Les Gens de Muzo

Miroir, mon beau miroir

par ALPHONSE CUGIER
Publié le 14 mai 2021 à 12:26 Mise à jour le 18 mai 2021

Muzo, peintre, graveur et dessinateur a une passion toute particulière pour l’espèce humaine, pour ses semblables scrutés avec acuité. Il croque le détail symptomatique des gens d’en face, d’à côté, ceux qu’il connaît, ceux qu’il croise, voit comment ils s’aiment, se querellent, se débrouillent, comment ils se coincent... Muzo brocarde ses pairs, se divertit de leur comportement à la maison, dans la rue, dans le métro et se gausse de leurs manies, bizarreries, complexes, obsessions, anxiétés et petitesses. Il ne pratique pas le tableau de mœurs en douceur, il ratisse large, c’est une rafle : vie conjugale quand l’eau de rose tourne en eau-forte, vie de bureau, management et gestion du personnel, place de la femme dans la société et en entreprise, reflets grimaçants d’un machisme ambiant, loisirs et hyperconsommation délirante.

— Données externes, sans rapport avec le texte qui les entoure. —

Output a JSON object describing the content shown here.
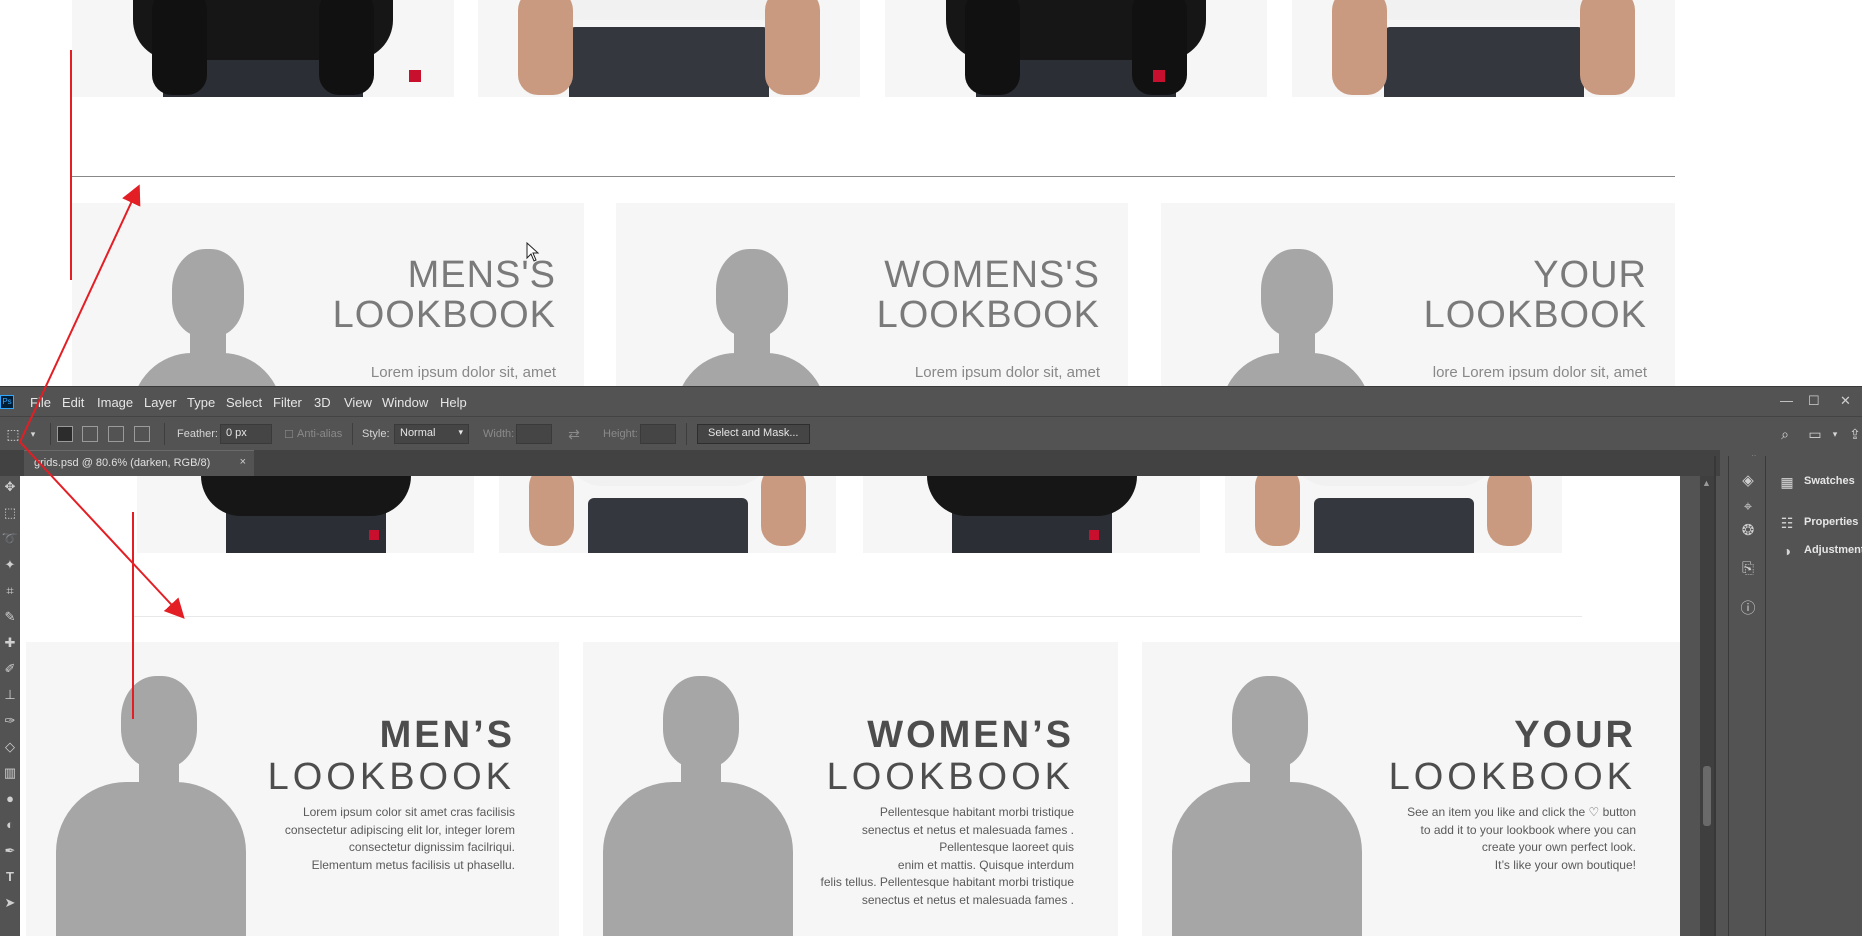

Il plante sa plume dans le monde de la finance, de ceux qui ont un coffre-fort à la place du cœur et qui nous repeignent le monde à leur façon. Pas de messes basses mais l’assaut permanent : coups de crayon rapides, dessins en noir et blanc, en couleurs pastel ou intenses et sonores, personnages taillés à coups de serpe, coup d’estoc et de taille, Muzo fonce avec la sûreté d’un maître d’armes. Il ne cherche pas à faire la morale, se contente de mettre la vérité sous le nez, sans pitié mais sans haine. Franchissant tous les degrés de la satire, tantôt acidulée, tantôt vitriolée, il bouscule la logique mais aussi le « bon goût », réussit à être excessif sans pour autant déraper vers ces agrégats franchouillards lourds d’une connivence usée. Le lecteur regarde, lit les paroles, les légendes et l’indulgence qu’il se porte lui permet de dire que ce n’est pas lui mais les autres... leitmotiv connu.

Dragées au poivre

E finita la comedia... épinglée la comédie humaine à l’instar du Dîner de têtes de Prévert, « ceux qui majusculent... ceux qui mamellent la France... », un filon inépuisable. L’humour se fait noir dans la série de dessins Comment aimeriez-vous mourir ? Des odyssées funèbres égayées ou farcies de dérision, d’ironie acérée, où le malaise fermente, mais où le rire qui se décante ne contamine pas le drame, les registres burlesque et tragique marchant de concert. Rire caustique, saynètes sardoniques ou goguenardes, plongées dans l’amer... le fond de l’air effraie : entre réalité et transgression de cette réalité, une vision ressuscitant la cruauté et l’angoisse de notre temps... Muzo, un virtuose du point de vue, plein d’épices.

Les Gens, Muzo, éditions Les Cahiers Dessinés, 160 pages, 21 €.